APRA lifts income protection restrictions in super
Super funds are to be allowed to buy income protection insurance from any insurer, not just life companies.
The Australian Prudential Regulation Authority (APRA) plans to amend the insurance prudential standard to facilitate the broader approach.
Previously APRA wanted to limit funds to buying only from life insurers.
But APRA Deputy Chairman Ross Jones says a number of submissions on the proposed standard argue it is “unnecessarily restrictive and could result in higher insurance costs for some super members”.
“Having considered this feedback and our objectives in originally proposing this restriction, we will change the standard,” he said in a speech to an Association of Superannuation Funds of Australia lunch in Sydney last week.
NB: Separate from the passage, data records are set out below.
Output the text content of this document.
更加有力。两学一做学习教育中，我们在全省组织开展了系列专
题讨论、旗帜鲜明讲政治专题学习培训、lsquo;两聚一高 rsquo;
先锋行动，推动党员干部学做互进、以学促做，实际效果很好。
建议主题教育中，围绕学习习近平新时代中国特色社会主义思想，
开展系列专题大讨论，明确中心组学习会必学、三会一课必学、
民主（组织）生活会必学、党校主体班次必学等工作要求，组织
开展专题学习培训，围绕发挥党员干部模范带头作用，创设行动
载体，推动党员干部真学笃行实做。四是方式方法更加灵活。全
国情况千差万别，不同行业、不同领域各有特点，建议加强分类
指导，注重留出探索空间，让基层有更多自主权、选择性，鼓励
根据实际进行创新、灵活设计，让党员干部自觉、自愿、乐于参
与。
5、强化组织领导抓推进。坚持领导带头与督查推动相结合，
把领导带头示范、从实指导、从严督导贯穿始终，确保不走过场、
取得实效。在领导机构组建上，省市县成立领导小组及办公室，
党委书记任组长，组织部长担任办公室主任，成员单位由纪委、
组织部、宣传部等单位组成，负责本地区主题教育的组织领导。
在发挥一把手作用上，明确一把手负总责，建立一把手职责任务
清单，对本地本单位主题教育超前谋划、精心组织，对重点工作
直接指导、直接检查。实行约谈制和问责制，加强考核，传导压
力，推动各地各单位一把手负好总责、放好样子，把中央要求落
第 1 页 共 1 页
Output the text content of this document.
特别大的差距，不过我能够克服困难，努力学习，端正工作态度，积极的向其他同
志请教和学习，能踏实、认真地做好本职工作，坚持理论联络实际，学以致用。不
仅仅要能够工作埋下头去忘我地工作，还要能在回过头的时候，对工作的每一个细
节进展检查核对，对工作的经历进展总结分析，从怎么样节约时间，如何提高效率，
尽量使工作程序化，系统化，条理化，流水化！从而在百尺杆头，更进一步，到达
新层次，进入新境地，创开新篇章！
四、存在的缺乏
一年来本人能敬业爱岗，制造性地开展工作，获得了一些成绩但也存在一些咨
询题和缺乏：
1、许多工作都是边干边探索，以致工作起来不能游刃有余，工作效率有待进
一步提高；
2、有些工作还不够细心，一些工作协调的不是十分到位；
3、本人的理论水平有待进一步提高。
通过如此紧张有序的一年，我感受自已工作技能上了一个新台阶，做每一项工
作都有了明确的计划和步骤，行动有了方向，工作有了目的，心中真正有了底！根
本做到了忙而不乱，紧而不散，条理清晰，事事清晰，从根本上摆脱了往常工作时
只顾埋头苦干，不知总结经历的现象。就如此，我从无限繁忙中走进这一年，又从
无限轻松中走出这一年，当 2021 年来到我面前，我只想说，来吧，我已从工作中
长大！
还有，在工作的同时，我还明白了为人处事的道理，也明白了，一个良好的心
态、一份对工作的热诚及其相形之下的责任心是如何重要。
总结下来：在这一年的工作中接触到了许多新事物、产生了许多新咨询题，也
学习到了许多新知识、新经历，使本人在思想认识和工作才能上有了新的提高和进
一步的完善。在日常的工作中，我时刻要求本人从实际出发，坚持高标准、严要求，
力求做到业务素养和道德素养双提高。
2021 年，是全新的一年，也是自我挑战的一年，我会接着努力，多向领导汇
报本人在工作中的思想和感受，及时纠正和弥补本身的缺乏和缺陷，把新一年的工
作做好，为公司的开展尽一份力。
“APRA’s objective in developing the standard is to ensure that trustees understand the risks associated with different insurance providers and support the proposed restrictions on self-insurance.”
Mr Jones says the standard will require funds to look at all aspects of insurance arrangements – not just premiums – when selecting an insurer.
“It is important to ensure that the terms and conditions of all insurance products, including elements such as claims philosophy, align with the best interests of members,” he said.
“APRA will issue guidance on insurance strategy, which will include an expectation that a fund has planned for the risk that cover provided by a general insurer might not continue.”
Mr Jones says APRA is concerned at the poor quality of data being used to create group policies.
“This is a risk for both the insurer and the super fund,” he said.
“APRA supervises both industries and is not taking sides between funds and insurance companies.
“But we will look after the interests of fund members who are entitled to payment of claims and both industries need to raise their standards.”
Mr Jones called on insurers to undertake due diligence on the quality of data provided by funds.
“Mispricing group life insurance can be very costly for an insurer, particularly as funds have become much larger,” he said. “Mispricing of risk by an insurer when tendering for the business of a large super fund is a significant issue.
“It may be that premiums are raised to cover the risks associated with potentially poor-quality claims data,” he said.
“Alternatively, funds may find that members do not receive the benefits the fund expected for them.”
Mr Jones expects SuperStream initiatives to improve the quality of data available to trustees and their insurers, leading to “more efficient pricing of group life insurance”.